How It Would Work in Practice

Imagine an application with modules for User Management, Orders, and Payments. Initially, all run together inside a Modular Monolith, communicating through direct method calls. As the system grows, the Payments module starts handling increased traffic requiring independent scaling.

Thanks to the pluggable communication layer, automatic configuration, and deployment, you just change a configuration flag - maybe restart the app - and the Payments module instantly begins running as a standalone service. No manual code changes, repackaging, or additional deployments are necessary beyond starting the Payments service. Your system evolves smoothly and safely.

Eventually, even automatic spin-offs can become possible - triggered by load statistics, for example.

Conclusion

The ability to effortlessly spin off modules from a Modular Monolith - without repackaging, redeployment, or code changes - is a groundbreaking architectural proposition. It combines everything good about monoliths with the flexibility and scalability of microservices - without the usual complexity and migration risks.

This approach enables teams to start simple, delivering value quickly, while retaining the choice to evolve their architecture freely as needs grow. Modular Monoliths with transparent, pluggable pipelines represent the next step in building adaptable, maintainable, and scalable software systems - where evolving from monolith to microservices is as easy as flipping a configuration switch.

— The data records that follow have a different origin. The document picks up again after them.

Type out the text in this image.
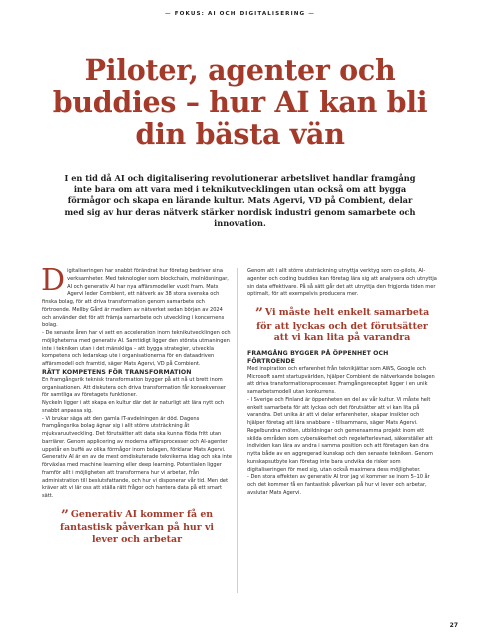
— FOKUS: AI OCH DIGITALISERING —
Piloter, agenter och buddies – hur AI kan bli din bästa vän

I en tid då AI och digitalisering revolutionerar arbetslivet handlar framgång inte bara om att vara med i teknikutvecklingen utan också om att bygga förmågor och skapa en lärande kultur. Mats Agervi, VD på Combient, delar med sig av hur deras nätverk stärker nordisk industri genom samarbete och innovation.

D igitaliseringen har snabbt förändrat hur företag bedriver sina verksamheter. Med teknologier som blockchain, molnlösningar, AI och generativ AI har nya affärsmodeller vuxit fram. Mats Agervi leder Combient, ett nätverk av 38 stora svenska och finska bolag, för att driva transformation genom samarbete och förtroende. Mellby Gård är medlem av nätverket sedan början av 2024 och använder det för att främja samarbete och utveckling i koncernens bolag.

- De senaste åren har vi sett en acceleration inom teknikutvecklingen och möjligheterna med generativ AI. Samtidigt ligger den största utmaningen inte i tekniken utan i det mänskliga – att bygga strategier, utveckla kompetens och ledarskap ute i organisationerna för en dataadriven affärsmodell och framtid, säger Mats Agervi, VD på Combient.

RÄTT KOMPETENS FÖR TRANSFORMATION

En framgångsrik teknisk transformation bygger på att nå ut brett inom organisationen. Att diskutera och driva transformation får konsekvenser för samtliga av företagets funktioner.

Nyckeln ligger i att skapa en kultur där det är naturligt att lära nytt och snabbt anpassa sig.

- Vi brukar säga att den gamla IT-avdelningen är död. Dagens framgångsrika bolag ägnar sig i allt större utsträckning åt mjukvaruutveckling. Det förutsätter att data ska kunna flöda fritt utan barriärer. Genom applicering av moderna affärsprocesser och AI-agenter uppstår en buffé av olika förmågor inom bolagen, förklarar Mats Agervi.

Generativ AI är en av de mest omdiskuterade teknikerna idag och ska inte förväxlas med machine learning eller deep learning. Potentialen ligger framför allt i möjligheten att transformera hur vi arbetar, från administration till beslutsfattande, och hur vi disponerar vår tid. Men det kräver att vi lär oss att ställa rätt frågor och hantera data på ett smart sätt.

” Generativ AI kommer få en fantastisk påverkan på hur vi lever och arbetar

Genom att i allt större utsträckning utnyttja verktyg som co-pilots, AI-agenter och coding buddies kan företag lära sig att analysera och utnyttja sin data effektivare. På så sätt går det att utnyttja den frigjorda tiden mer optimalt, för att exempelvis producera mer.

” Vi måste helt enkelt samarbeta för att lyckas och det förutsätter att vi kan lita på varandra

FRAMGÅNG BYGGER PÅ ÖPPENHET OCH FÖRTROENDE

Med inspiration och erfarenhet från teknikjättar som AWS, Google och Microsoft samt startupvärlden, hjälper Combient de nätverkande bolagen att driva transformationsprocesser. Framgångsreceptet ligger i en unik samarbetsmodell utan konkurrens.

- I Sverige och Finland är öppenheten en del av vår kultur. Vi måste helt enkelt samarbeta för att lyckas och det förutsätter att vi kan lita på varandra. Det unika är att vi delar erfarenheter, skapar insikter och hjälper företag att lära snabbare – tillsammans, säger Mats Agervi.

Regelbundna möten, utbildningar och gemensamma projekt inom ett skilda områden som cybersäkerhet och regelefterlevnad, säkerställer att individen kan lära av andra i samma position och att företagen kan dra nytta både av en aggregerad kunskap och den senaste tekniken. Genom kunskapsutbyte kan företag inte bara undvika de risker som digitaliseringen för med sig, utan också maximera dess möjligheter.

- Den stora effekten av generativ AI tror jag vi kommer se inom 5–10 år och det kommer få en fantastisk påverkan på hur vi lever och arbetar, avslutar Mats Agervi.

27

Despite its immense potential, this approach remains largely unexplored and unimplemented in mainstream tools and frameworks, waiting to be embraced and brought to life. While, it definitely provides many technical difficulties,  especially at deployment level, it would be beneficial to see even prof-of-concept implementation to start playing with. The Adaptive Modular Monolith is the future and stands out as the next frontier - an elegant, practical path toward future-proof systems that can scale easily without the usual complexity or risk.